Suppose we take any positive integer \(n \gt 1\) and apply the following rules to it:
  • if a \(4k+1\) prime, double it and add 1: \(n \rightarrow 2n+1\)
  • if a \(4k+3\) prime, subtract 1 and divide by 2: \(n \rightarrow (n-1)/2\)
  • if composite, determine its number of factors \(f\) counted \( \textbf{with multiplicity}\)
    • if \( n \pmod f \equiv 0\) then \(n \rightarrow \dfrac{n}{f} \)
    • if \( n \pmod f \not\equiv 0 \) then \(n \rightarrow n \times f\)
Keep repeating this process until a loop is reached or call a stop after a fixed number of iterations. 

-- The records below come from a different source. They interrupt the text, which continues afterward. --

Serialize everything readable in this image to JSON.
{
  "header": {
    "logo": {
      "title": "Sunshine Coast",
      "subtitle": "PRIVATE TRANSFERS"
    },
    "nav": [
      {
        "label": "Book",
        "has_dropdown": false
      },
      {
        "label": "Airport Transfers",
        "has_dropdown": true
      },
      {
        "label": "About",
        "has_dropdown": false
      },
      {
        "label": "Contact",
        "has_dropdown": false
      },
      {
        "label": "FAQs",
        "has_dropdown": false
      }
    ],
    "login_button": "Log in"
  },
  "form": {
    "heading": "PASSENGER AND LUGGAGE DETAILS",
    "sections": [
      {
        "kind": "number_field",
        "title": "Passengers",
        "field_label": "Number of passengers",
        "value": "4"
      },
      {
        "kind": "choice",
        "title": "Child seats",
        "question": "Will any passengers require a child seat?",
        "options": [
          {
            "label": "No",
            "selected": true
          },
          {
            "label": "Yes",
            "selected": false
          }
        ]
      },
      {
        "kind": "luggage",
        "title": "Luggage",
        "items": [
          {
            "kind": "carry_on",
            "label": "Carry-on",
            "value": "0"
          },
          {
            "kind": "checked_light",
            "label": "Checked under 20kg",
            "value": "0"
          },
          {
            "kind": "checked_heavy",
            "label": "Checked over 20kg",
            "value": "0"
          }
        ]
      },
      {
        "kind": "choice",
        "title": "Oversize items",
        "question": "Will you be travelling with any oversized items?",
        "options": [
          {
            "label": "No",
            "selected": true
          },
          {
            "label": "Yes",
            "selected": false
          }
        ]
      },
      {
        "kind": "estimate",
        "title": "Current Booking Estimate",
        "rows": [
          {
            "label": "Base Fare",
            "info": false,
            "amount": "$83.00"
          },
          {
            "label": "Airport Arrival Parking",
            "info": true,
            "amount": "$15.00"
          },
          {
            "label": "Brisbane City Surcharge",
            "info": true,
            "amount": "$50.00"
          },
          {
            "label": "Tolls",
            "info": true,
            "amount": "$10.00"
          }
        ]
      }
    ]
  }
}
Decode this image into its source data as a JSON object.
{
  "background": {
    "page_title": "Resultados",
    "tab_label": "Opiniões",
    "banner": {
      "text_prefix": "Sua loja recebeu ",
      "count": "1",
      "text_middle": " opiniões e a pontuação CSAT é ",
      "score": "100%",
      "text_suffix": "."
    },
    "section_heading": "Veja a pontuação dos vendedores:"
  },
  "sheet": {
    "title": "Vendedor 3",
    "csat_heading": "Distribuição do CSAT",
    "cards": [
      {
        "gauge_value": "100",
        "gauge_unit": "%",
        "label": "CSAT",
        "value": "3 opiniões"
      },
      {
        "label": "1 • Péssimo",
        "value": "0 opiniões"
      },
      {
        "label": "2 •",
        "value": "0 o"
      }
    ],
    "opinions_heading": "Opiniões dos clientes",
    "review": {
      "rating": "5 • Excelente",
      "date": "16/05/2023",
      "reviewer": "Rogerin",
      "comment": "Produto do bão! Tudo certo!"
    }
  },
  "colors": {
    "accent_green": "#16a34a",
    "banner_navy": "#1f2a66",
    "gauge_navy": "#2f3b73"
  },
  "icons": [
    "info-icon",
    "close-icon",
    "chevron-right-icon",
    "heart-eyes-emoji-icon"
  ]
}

What I'm interested in looking at in this post are the record lengths of sequences generated over a range of numbers, noting as well the highest and lowest values that are reached by sequence members. Figure 1 shows the results in the range from one to one million (permalink):


Figure 1

Let's now consider the algorithm where multiplicity is ignored. This algorithm in as follows:

Suppose we take any positive integer \(n \gt 1\) and apply the following rules to it:
  • if a \(4k+1\) prime, double it and add 1: \(n \rightarrow 2n+1\)
  • if a \(4k+3\) prime, subtract 1 and divide by 2: \(n \rightarrow (n-1)/2\)
  • if composite, determine its number of factors \(f\) counted \( \textbf{without multiplicity}\)
    • if \( n \pmod f \equiv 0\) then \(n \rightarrow \dfrac{n}{f} \)
    • if \( n \pmod f \not\equiv 0 \) then \(n \rightarrow n \times f\)
Keep repeating this process until a loop is reached or call a stop after a fixed number of iterations. 

Figure 2 shows the record lengths, highs and lows for the range from one to one million (permalink).


Figure 2

It can be noted that the record lengths of sequences are shorter when multiplicity is ignored and more end in 1 rather than a loop.